In the application of computer technology, data processed manually is often required to be used as input, a large amount of human resources are relied on for the input, information and data required in work are numerous and complicated, and data sources are wide. If more data needs to be input and judged manually, the efficiency and the coverage of the system are greatly reduced, and when new information appears in work, the new information cannot be fed back unless the information is supplemented through manual intervention.

Particularly, when various data are applied to credit rating, a traditional rating means often needs much information to achieve, and usually needs a large amount of human resources to simply process the data as input, because of the diversity of information sources, the processing of the data is particularly important, and the information and the data needed by rating are numerous and complicated, the data sources are very wide, and the inconvenience of data intake is also caused.

Disclosure of Invention

It is an object of the present invention to provide a data processing method, device, computer system and storage medium to solve the above-mentioned problems in the prior art.

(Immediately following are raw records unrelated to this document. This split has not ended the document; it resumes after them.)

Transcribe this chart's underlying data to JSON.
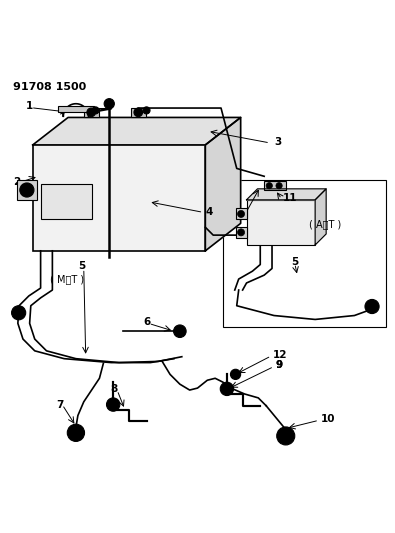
{
  "title": "91708 1500",
  "background_color": "#ffffff",
  "line_color": "#000000",
  "fig_width": 3.95,
  "fig_height": 5.33,
  "dpi": 100
}
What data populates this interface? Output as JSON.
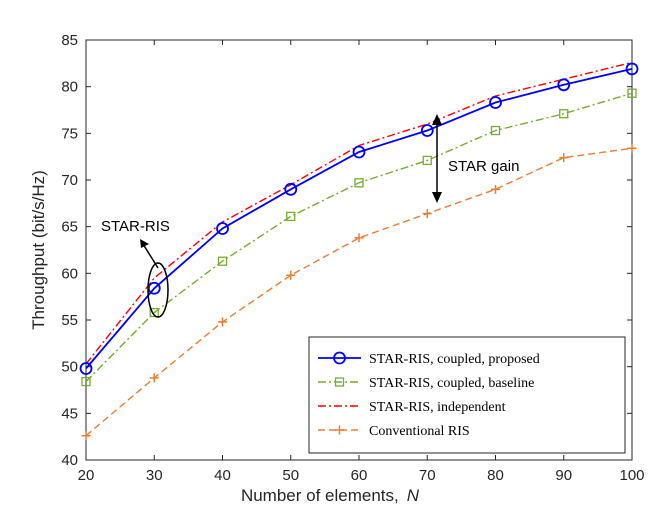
{
  "chart_data": {
    "type": "line",
    "title": "",
    "xlabel": "Number of elements,",
    "xlabel_symbol": "N",
    "ylabel": "Throughput (bit/s/Hz)",
    "xlim": [
      20,
      100
    ],
    "ylim": [
      40,
      85
    ],
    "x_ticks": [
      20,
      30,
      40,
      50,
      60,
      70,
      80,
      90,
      100
    ],
    "y_ticks": [
      40,
      45,
      50,
      55,
      60,
      65,
      70,
      75,
      80,
      85
    ],
    "grid": false,
    "legend_position": "bottom-right",
    "x": [
      20,
      30,
      40,
      50,
      60,
      70,
      80,
      90,
      100
    ],
    "series": [
      {
        "name": "STAR-RIS, coupled, proposed",
        "color": "#0000ff",
        "line": "solid",
        "marker": "circle",
        "values": [
          49.8,
          58.4,
          64.8,
          69.0,
          73.0,
          75.3,
          78.3,
          80.2,
          81.9
        ]
      },
      {
        "name": "STAR-RIS, coupled, baseline",
        "color": "#77ac30",
        "line": "dashdot",
        "marker": "square",
        "values": [
          48.4,
          55.8,
          61.3,
          66.1,
          69.7,
          72.1,
          75.3,
          77.1,
          79.3
        ]
      },
      {
        "name": "STAR-RIS, independent",
        "color": "#ff0000",
        "line": "dashdot",
        "marker": "none",
        "values": [
          50.3,
          59.5,
          65.5,
          69.5,
          73.7,
          76.0,
          79.0,
          80.8,
          82.6
        ]
      },
      {
        "name": "Conventional RIS",
        "color": "#ed7d31",
        "line": "dashed",
        "marker": "plus",
        "values": [
          42.6,
          48.8,
          54.8,
          59.8,
          63.8,
          66.4,
          69.0,
          72.4,
          73.4
        ]
      }
    ],
    "annotations": [
      {
        "text": "STAR-RIS"
      },
      {
        "text": "STAR gain"
      }
    ]
  }
}
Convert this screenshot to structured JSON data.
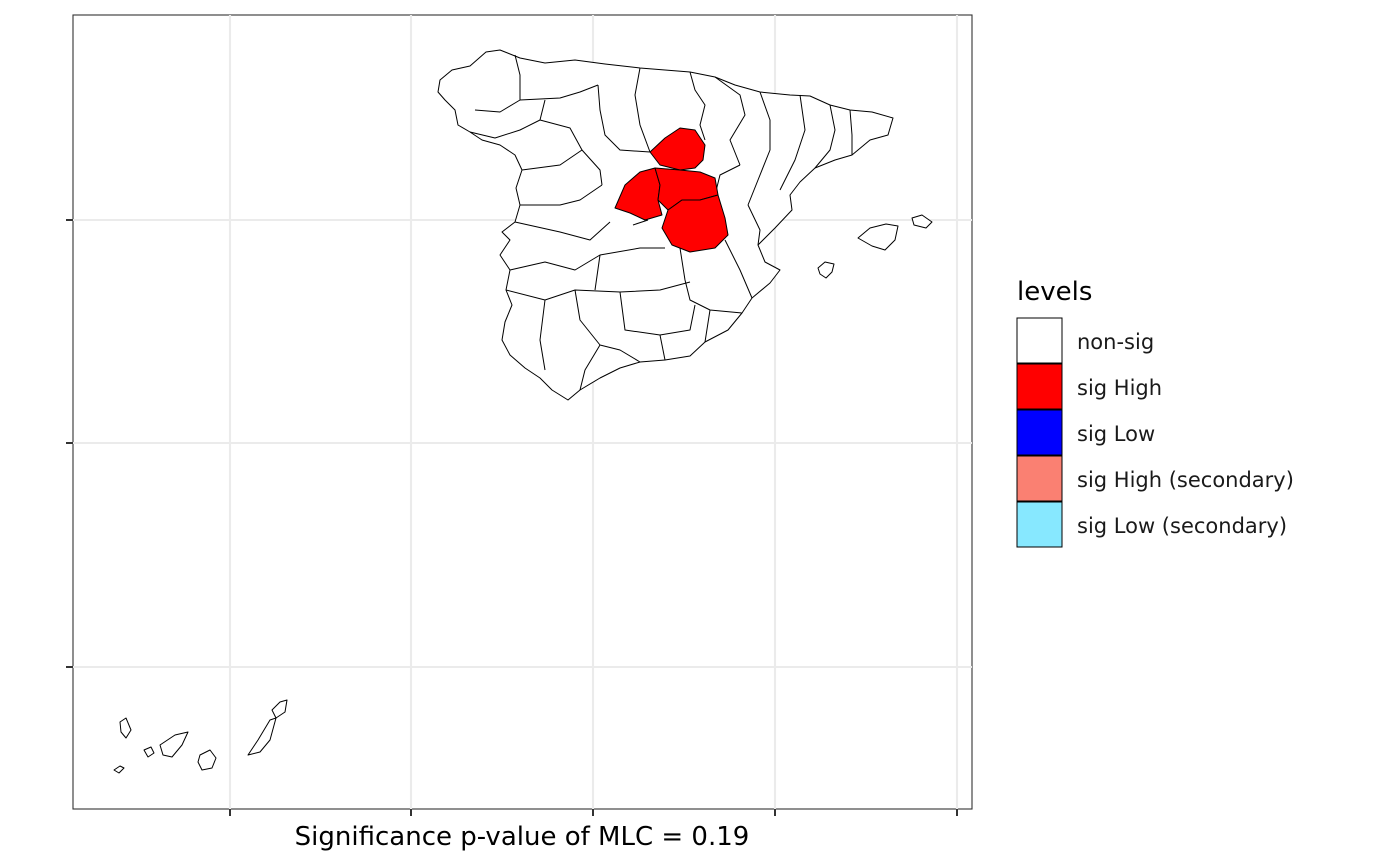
{
  "map": {
    "xlabel": "Significance p-value of MLC = 0.19",
    "fill_default": "#ffffff",
    "fill_highlight": "#ff0000",
    "border_color": "#000000",
    "highlighted_region_count": 4
  },
  "legend": {
    "title": "levels",
    "items": [
      {
        "label": "non-sig",
        "color": "#ffffff"
      },
      {
        "label": "sig High",
        "color": "#ff0000"
      },
      {
        "label": "sig Low",
        "color": "#0000ff"
      },
      {
        "label": "sig High (secondary)",
        "color": "#fa8072"
      },
      {
        "label": "sig Low (secondary)",
        "color": "#87e8ff"
      }
    ]
  }
}
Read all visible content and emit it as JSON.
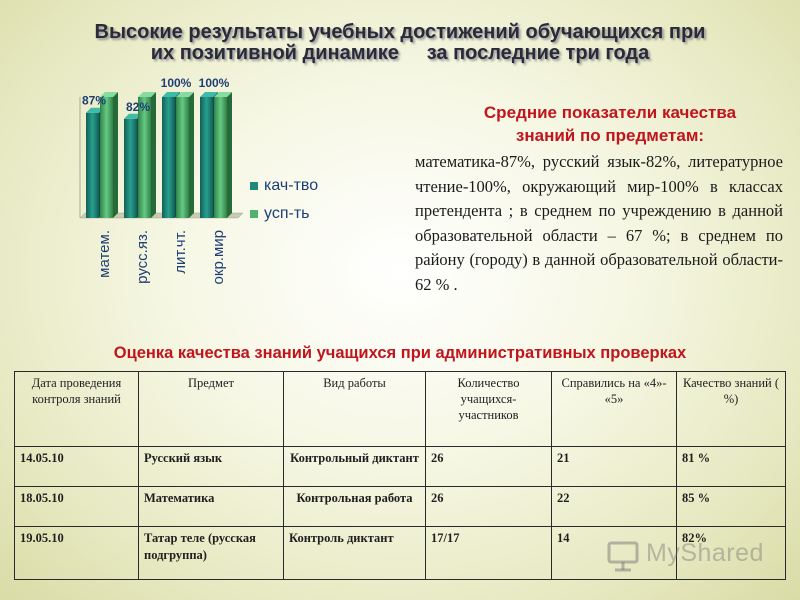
{
  "title": {
    "line1": "Высокие результаты учебных достижений обучающихся при",
    "line2": "их позитивной динамике     за последние три года"
  },
  "chart_data": {
    "type": "bar",
    "categories": [
      "матем.",
      "русс.яз.",
      "лит.чт.",
      "окр.мир"
    ],
    "series": [
      {
        "name": "кач-тво",
        "values": [
          87,
          82,
          100,
          100
        ],
        "color": "#1f8a7b"
      },
      {
        "name": "усп-ть",
        "values": [
          100,
          100,
          100,
          100
        ],
        "color": "#4fb36b"
      }
    ],
    "data_labels": [
      "87%",
      "82%",
      "100%",
      "100%"
    ],
    "ylim": [
      0,
      100
    ],
    "legend_position": "right",
    "style": "3d-bars"
  },
  "side_panel": {
    "heading_line1": "Средние показатели качества",
    "heading_line2": "знаний по предметам:",
    "text": "математика-87%, русский язык-82%, литературное чтение-100%, окружающий мир-100% в классах претендента  ; в среднем по учреждению в данной образовательной области – 67 %; в среднем по району (городу) в данной образовательной области- 62 % ."
  },
  "table_heading": "Оценка качества знаний учащихся при административных проверках",
  "table": {
    "headers": [
      "Дата проведения контроля знаний",
      "Предмет",
      "Вид работы",
      "Количество учащихся-участников",
      "Справились на «4»- «5»",
      "Качество знаний ( %)"
    ],
    "rows": [
      [
        "14.05.10",
        "Русский язык",
        "Контрольный диктант",
        "26",
        "21",
        "81 %"
      ],
      [
        "18.05.10",
        "Математика",
        "Контрольная работа",
        "26",
        "22",
        "85 %"
      ],
      [
        "19.05.10",
        "Татар теле (русская подгруппа)",
        "Контроль диктант",
        "17/17",
        "14",
        "82%"
      ]
    ]
  },
  "watermark": "MyShared"
}
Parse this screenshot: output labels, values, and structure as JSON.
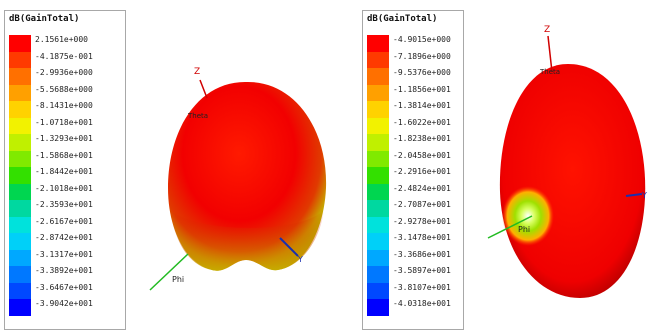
{
  "legends": [
    {
      "title": "dB(GainTotal)",
      "ticks": [
        "2.1561e+000",
        "-4.1875e-001",
        "-2.9936e+000",
        "-5.5688e+000",
        "-8.1431e+000",
        "-1.0718e+001",
        "-1.3293e+001",
        "-1.5868e+001",
        "-1.8442e+001",
        "-2.1018e+001",
        "-2.3593e+001",
        "-2.6167e+001",
        "-2.8742e+001",
        "-3.1317e+001",
        "-3.3892e+001",
        "-3.6467e+001",
        "-3.9042e+001"
      ]
    },
    {
      "title": "dB(GainTotal)",
      "ticks": [
        "-4.9015e+000",
        "-7.1896e+000",
        "-9.5376e+000",
        "-1.1856e+001",
        "-1.3814e+001",
        "-1.6022e+001",
        "-1.8238e+001",
        "-2.0458e+001",
        "-2.2916e+001",
        "-2.4824e+001",
        "-2.7087e+001",
        "-2.9278e+001",
        "-3.1478e+001",
        "-3.3686e+001",
        "-3.5897e+001",
        "-3.8107e+001",
        "-4.0318e+001"
      ]
    }
  ],
  "colors": [
    "#ff0000",
    "#ff3a00",
    "#ff7000",
    "#ffa000",
    "#ffd200",
    "#f2f200",
    "#c0f000",
    "#80ea00",
    "#33e000",
    "#00d650",
    "#00d8a0",
    "#00e2dc",
    "#00d0f8",
    "#00a8ff",
    "#0078ff",
    "#0048ff",
    "#0000ff"
  ],
  "plots": [
    {
      "axis_z": "Z",
      "axis_theta": "Theta",
      "axis_phi": "Phi",
      "axis_y": "Y"
    },
    {
      "axis_z": "Z",
      "axis_theta": "Theta",
      "axis_phi": "Phi",
      "axis_y": "Y"
    }
  ]
}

In order to achieve the above object, the present invention provides a data processing method, comprising the steps of:

storing the data in a database;

extracting unstructured data and missing data in a database, decomposing the unstructured data into structured data, and performing filling processing on the missing data to generate processed data;

and classifying the processed data, constructing a factor library, and performing de-trending operation and standardization operation on the factor library, wherein the factors in the factor library are used for being input into a training model to operate to obtain a model training result.

Further, deconstructing unstructured data in the database into structured data includes deconstructing data information using text mining, optical character recognition, and semantic analysis to collate unstructured data into structured data.

Further, techniques employed to store data in the database include utilizing crawler technology and big data technology.

Further, the detrending operation uses a fitted straight line, plane or curved surface that subtracts a least square from the data, so that the mean value of the detrended data is zero.

Further, the normalization operation processes the maximum value and the minimum value of the factor to define the upper and lower limits of the factor.

Further, the method for filling missing data comprises filling by adopting a statistical principle and a machine learning method, wherein the filled data values comprise default values, mean values, median values, mode values, data of upper and lower strips, data obtained by interpolation, adjacent algorithm data or predicted values.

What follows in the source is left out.